With the rising cases of campus violence, discussions about banning politics from the campus have come to the fore front. UP Chief Minister Akhilesh Yadav’s decision to restore student unions on campuses have once again raised uneasy questions about the functioning of student outfits in colleges and universities. Campuses have been the breeding grounds of many of our national and state political leaders, with the ‘60’s and ‘70 are witnessing the zenith of student activism. Many believe that a student should have the right to read, talk, discuss and actively participate in his or her political destiny and any blanket ban on student politics robs the opportunity for the society and country to generate a politically and socially aware generation. Student organizations have hitherto taken up the role of protecting the interests of the students in various issues, from the hostel food to the fee structures influencing the government as well as the management decisions on education. They have since independence secured many concessions from the governments and have played an active role in many movements and struggles in various chapters of our history. Every passing student needs to be trained in social, political, cultural and economic existence of the country and the inability to do so will in time create a young generation devoid of any empathy to the heart beats of the nation and its people.

“Today’s student politics has changed from being a movement to being momentary.” – D P Tripathi

There is no doubt that, one which was considered to be a vigilant factor of the society and pave avenues for future political leaders of the country is going through a volatile phase now. A major reason for the rot in the student organizations is the participation of external political parties and interference of party leaders in the affairs of the college unions and campuses. The political parties’ realisation of the benefits of ‘catching those young’ and the ideological stagnation among student leaders have led to a murky turn in college politics. The open carnage of gundas, outsiders and ‘hang-on’ leaders of various student parties have resulted in bloodshed across the universities in the country.
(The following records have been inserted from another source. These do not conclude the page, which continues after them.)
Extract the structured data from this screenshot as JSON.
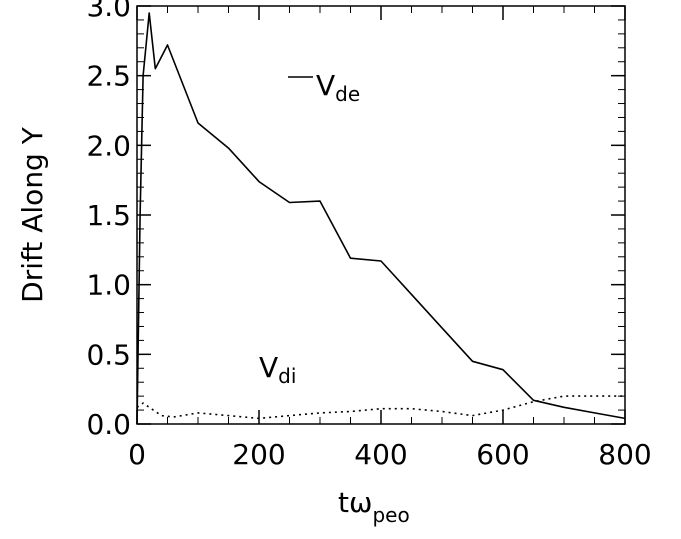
{
  "chart_data": {
    "type": "line",
    "title": "",
    "xlabel": "tω",
    "xlabel_sub": "peo",
    "ylabel": "Drift Along Y",
    "xlim": [
      0,
      800
    ],
    "ylim": [
      0,
      3.0
    ],
    "x_ticks": [
      0,
      200,
      400,
      600,
      800
    ],
    "x_tick_labels": [
      "0",
      "200",
      "400",
      "600",
      "800"
    ],
    "y_ticks": [
      0.0,
      0.5,
      1.0,
      1.5,
      2.0,
      2.5,
      3.0
    ],
    "y_tick_labels": [
      "0.0",
      "0.5",
      "1.0",
      "1.5",
      "2.0",
      "2.5",
      "3.0"
    ],
    "grid": false,
    "series": [
      {
        "name": "V",
        "name_sub": "de",
        "style": "solid",
        "color": "#000000",
        "x": [
          0,
          5,
          10,
          20,
          30,
          50,
          100,
          150,
          200,
          250,
          300,
          350,
          400,
          450,
          500,
          550,
          600,
          650,
          700,
          750,
          800
        ],
        "y": [
          0.0,
          1.5,
          2.5,
          2.95,
          2.55,
          2.72,
          2.16,
          1.98,
          1.74,
          1.59,
          1.6,
          1.19,
          1.17,
          0.93,
          0.69,
          0.45,
          0.39,
          0.17,
          0.12,
          0.08,
          0.04
        ]
      },
      {
        "name": "V",
        "name_sub": "di",
        "style": "dotted",
        "color": "#000000",
        "x": [
          0,
          10,
          20,
          40,
          60,
          100,
          150,
          200,
          250,
          300,
          350,
          400,
          450,
          500,
          550,
          600,
          650,
          700,
          750,
          800
        ],
        "y": [
          0.12,
          0.15,
          0.12,
          0.06,
          0.05,
          0.08,
          0.06,
          0.04,
          0.06,
          0.08,
          0.09,
          0.11,
          0.11,
          0.09,
          0.06,
          0.1,
          0.16,
          0.2,
          0.2,
          0.2
        ]
      }
    ]
  }
}
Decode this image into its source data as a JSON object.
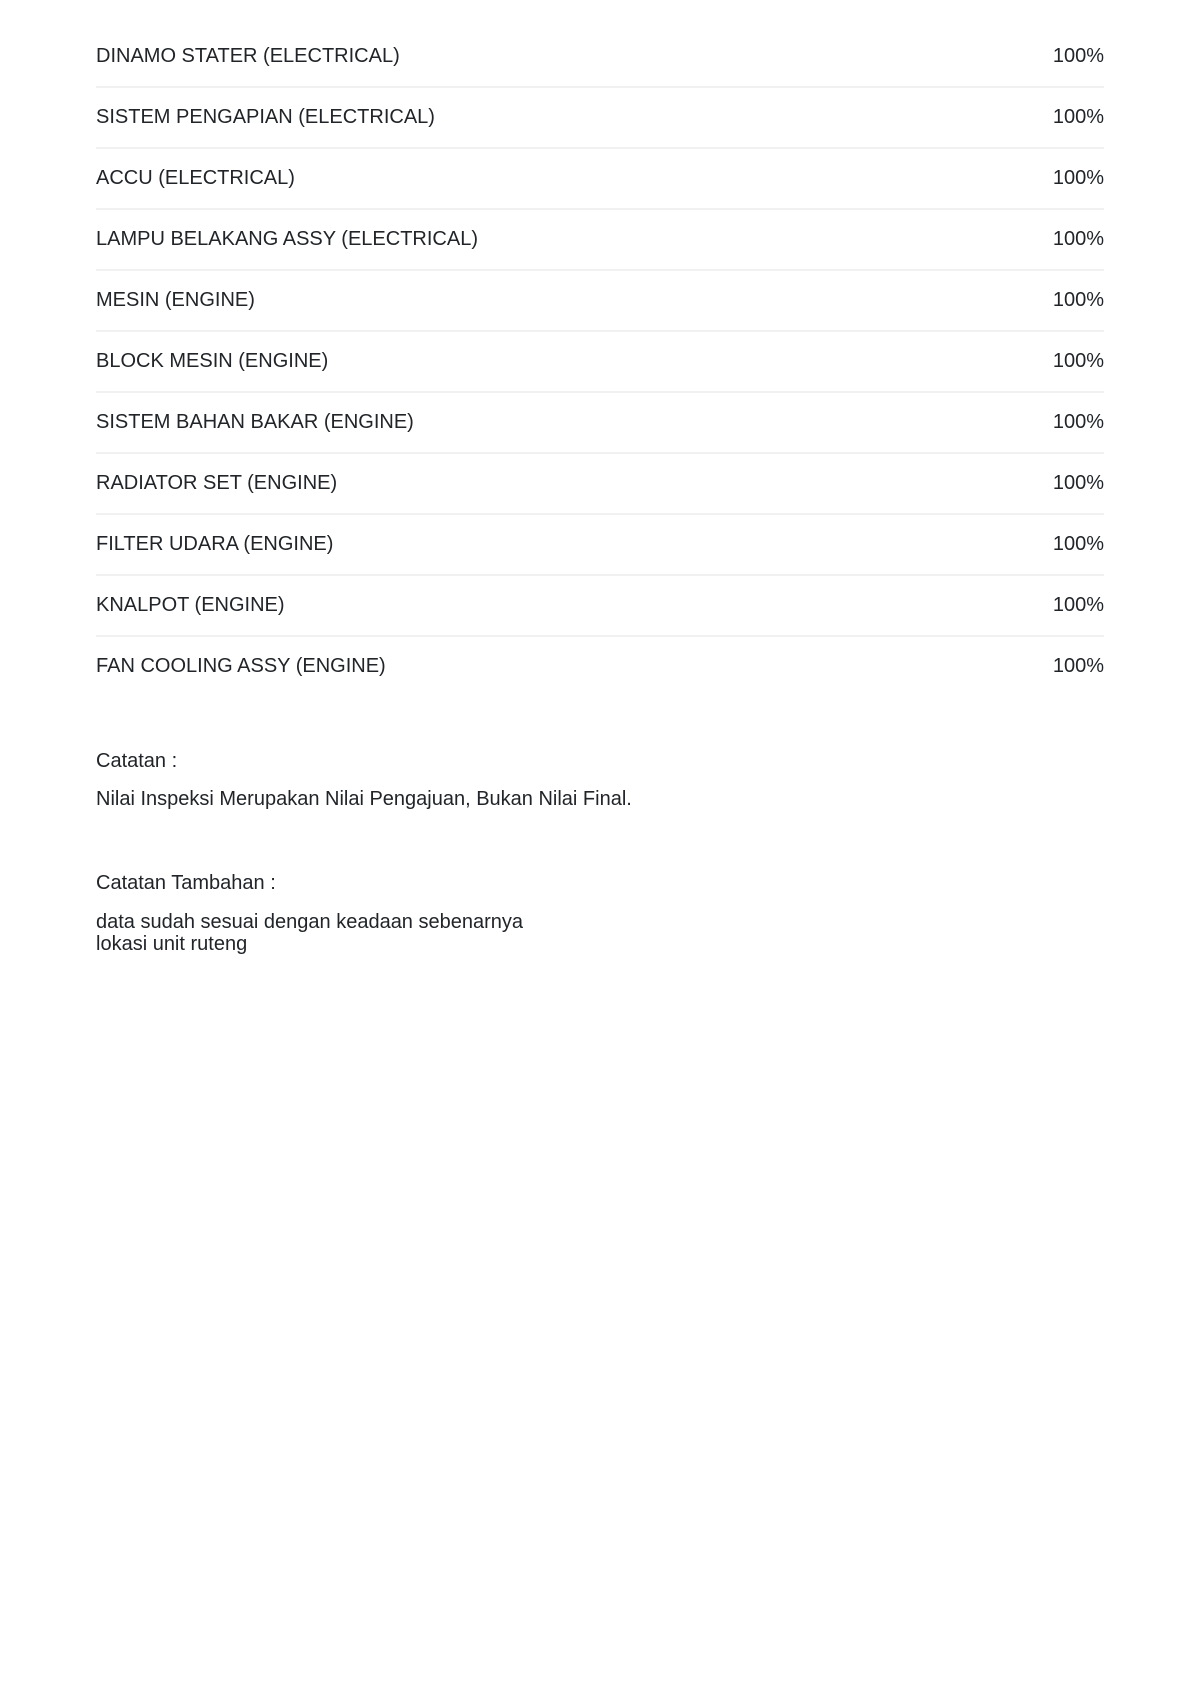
{
  "page": {
    "background_color": "#ffffff",
    "text_color": "#212529",
    "divider_color": "#f1f1f1"
  },
  "inspection_list": {
    "items": [
      {
        "label": "DINAMO STATER (ELECTRICAL)",
        "score": "100%"
      },
      {
        "label": "SISTEM PENGAPIAN (ELECTRICAL)",
        "score": "100%"
      },
      {
        "label": "ACCU (ELECTRICAL)",
        "score": "100%"
      },
      {
        "label": "LAMPU BELAKANG ASSY (ELECTRICAL)",
        "score": "100%"
      },
      {
        "label": "MESIN (ENGINE)",
        "score": "100%"
      },
      {
        "label": "BLOCK MESIN (ENGINE)",
        "score": "100%"
      },
      {
        "label": "SISTEM BAHAN BAKAR (ENGINE)",
        "score": "100%"
      },
      {
        "label": "RADIATOR SET (ENGINE)",
        "score": "100%"
      },
      {
        "label": "FILTER UDARA (ENGINE)",
        "score": "100%"
      },
      {
        "label": "KNALPOT (ENGINE)",
        "score": "100%"
      },
      {
        "label": "FAN COOLING ASSY (ENGINE)",
        "score": "100%"
      }
    ]
  },
  "notes": {
    "label": "Catatan :",
    "body": "Nilai Inspeksi Merupakan Nilai Pengajuan, Bukan Nilai Final."
  },
  "additional_notes": {
    "label": "Catatan Tambahan :",
    "lines": [
      "data sudah sesuai dengan keadaan sebenarnya",
      "lokasi unit ruteng"
    ]
  }
}
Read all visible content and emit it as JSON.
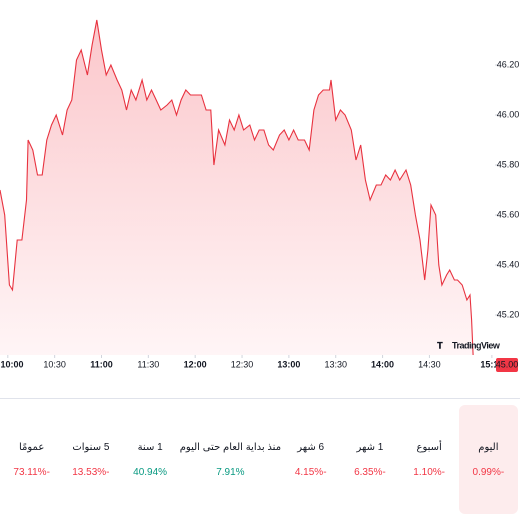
{
  "chart_data": {
    "type": "area",
    "watermark": "TradingView",
    "line_color": "#e8323f",
    "fill_top": "#fbc7cb",
    "fill_bottom": "#fff5f6",
    "x": [
      "09:55",
      "09:58",
      "10:01",
      "10:03",
      "10:06",
      "10:09",
      "10:12",
      "10:13",
      "10:16",
      "10:19",
      "10:22",
      "10:25",
      "10:28",
      "10:31",
      "10:35",
      "10:38",
      "10:41",
      "10:44",
      "10:47",
      "10:51",
      "10:54",
      "10:57",
      "11:00",
      "11:03",
      "11:06",
      "11:10",
      "11:13",
      "11:16",
      "11:19",
      "11:22",
      "11:26",
      "11:29",
      "11:32",
      "11:35",
      "11:38",
      "11:42",
      "11:45",
      "11:48",
      "11:51",
      "11:54",
      "11:57",
      "12:01",
      "12:04",
      "12:07",
      "12:10",
      "12:12",
      "12:15",
      "12:19",
      "12:22",
      "12:25",
      "12:28",
      "12:31",
      "12:35",
      "12:38",
      "12:41",
      "12:44",
      "12:47",
      "12:50",
      "12:54",
      "12:57",
      "13:00",
      "13:03",
      "13:06",
      "13:10",
      "13:13",
      "13:16",
      "13:19",
      "13:22",
      "13:26",
      "13:27",
      "13:30",
      "13:33",
      "13:36",
      "13:40",
      "13:43",
      "13:46",
      "13:49",
      "13:52",
      "13:56",
      "13:59",
      "14:02",
      "14:05",
      "14:08",
      "14:11",
      "14:15",
      "14:18",
      "14:21",
      "14:24",
      "14:27",
      "14:29",
      "14:31",
      "14:34",
      "14:36",
      "14:38",
      "14:41",
      "14:43",
      "14:46",
      "14:48",
      "14:51",
      "14:54",
      "14:56",
      "14:57",
      "14:58"
    ],
    "values": [
      45.7,
      45.6,
      45.32,
      45.3,
      45.5,
      45.5,
      45.66,
      45.9,
      45.86,
      45.76,
      45.76,
      45.9,
      45.96,
      46.0,
      45.92,
      46.02,
      46.06,
      46.22,
      46.26,
      46.16,
      46.28,
      46.38,
      46.26,
      46.16,
      46.2,
      46.14,
      46.1,
      46.02,
      46.1,
      46.06,
      46.14,
      46.06,
      46.1,
      46.06,
      46.02,
      46.04,
      46.06,
      46.0,
      46.06,
      46.1,
      46.08,
      46.08,
      46.08,
      46.02,
      46.02,
      45.8,
      45.94,
      45.88,
      45.98,
      45.94,
      46.0,
      45.94,
      45.96,
      45.9,
      45.94,
      45.94,
      45.88,
      45.86,
      45.92,
      45.94,
      45.9,
      45.94,
      45.9,
      45.9,
      45.86,
      46.02,
      46.08,
      46.1,
      46.1,
      46.14,
      45.98,
      46.02,
      46.0,
      45.94,
      45.82,
      45.88,
      45.74,
      45.66,
      45.72,
      45.72,
      45.76,
      45.74,
      45.78,
      45.74,
      45.78,
      45.72,
      45.6,
      45.5,
      45.34,
      45.46,
      45.64,
      45.6,
      45.4,
      45.32,
      45.36,
      45.38,
      45.34,
      45.34,
      45.32,
      45.26,
      45.28,
      45.18,
      45.04
    ],
    "xlim": [
      "09:55",
      "15:12"
    ],
    "xticks": [
      "10:00",
      "10:30",
      "11:00",
      "11:30",
      "12:00",
      "12:30",
      "13:00",
      "13:30",
      "14:00",
      "14:30",
      "15:10"
    ],
    "ylim": [
      45.04,
      46.46
    ],
    "yticks": [
      {
        "value": 45.2,
        "label": "45.20"
      },
      {
        "value": 45.4,
        "label": "45.40"
      },
      {
        "value": 45.6,
        "label": "45.60"
      },
      {
        "value": 45.8,
        "label": "45.80"
      },
      {
        "value": 46.0,
        "label": "46.00"
      },
      {
        "value": 46.2,
        "label": "46.20"
      }
    ],
    "price_label": {
      "value": 45.0,
      "label": "45.00"
    },
    "price_color": "#f23645"
  },
  "performance": {
    "selected_index": 0,
    "selected_bg": "#fdeced",
    "items": [
      {
        "period": "اليوم",
        "change": "-0.99%",
        "color": "#f23645"
      },
      {
        "period": "أسبوع",
        "change": "-1.10%",
        "color": "#f23645"
      },
      {
        "period": "1 شهر",
        "change": "-6.35%",
        "color": "#f23645"
      },
      {
        "period": "6 شهر",
        "change": "-4.15%",
        "color": "#f23645"
      },
      {
        "period": "منذ بداية العام حتى اليوم",
        "change": "7.91%",
        "color": "#089981"
      },
      {
        "period": "1 سنة",
        "change": "40.94%",
        "color": "#089981"
      },
      {
        "period": "5 سنوات",
        "change": "-13.53%",
        "color": "#f23645"
      },
      {
        "period": "عمومًا",
        "change": "-73.11%",
        "color": "#f23645"
      }
    ]
  }
}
Escalating violence especially during elections, have become a feature of these organizations. The political equations and conspiracies at the centre and state have adversely affected student activism which has led to wane in campus politics. Student unions which were supposed to be a corrective force in the field of education unfortunately have become tools in the hands of political class.

“Without unions, they only learn to be submissive”
-VS Sreedhara, professor, who was attacked by student union mob

That a ban on campus politics would solve the problems of the universities and colleges is just an illusion. Restricting student unions will result in anarchy in educational institutions. The recommendations of Lyngdoh committee have been aimed at reforming the campus elections as well as the face of student politics. Curbing the expenditure, keeping away the political parties from canvassing inside the campuses, limit on the number of times a candidate can contest elections, minimum attendance for candidature are some of the key recommendations that would take the young political aspirants in the right direction. The institution heads and management can stop any group disrupting the peace and pious environment of the temples of knowledge but a veto on student politics might spell doom rather than a boon. It has to be remembered that the final onus of academic, social, political and cultural development of the campuses lie with the student unions and the students themselves. They have to take charge in elevating the organizations above partisan politics and unequivocally tend to their duty, addressing grievances of the students. Organized student movements in peaceful and disciplined manner deserves to be passionately encouraged for inculcating democratic credentials among the youth, empowering the conscious citizens of today and raising better leaders of tomorrow.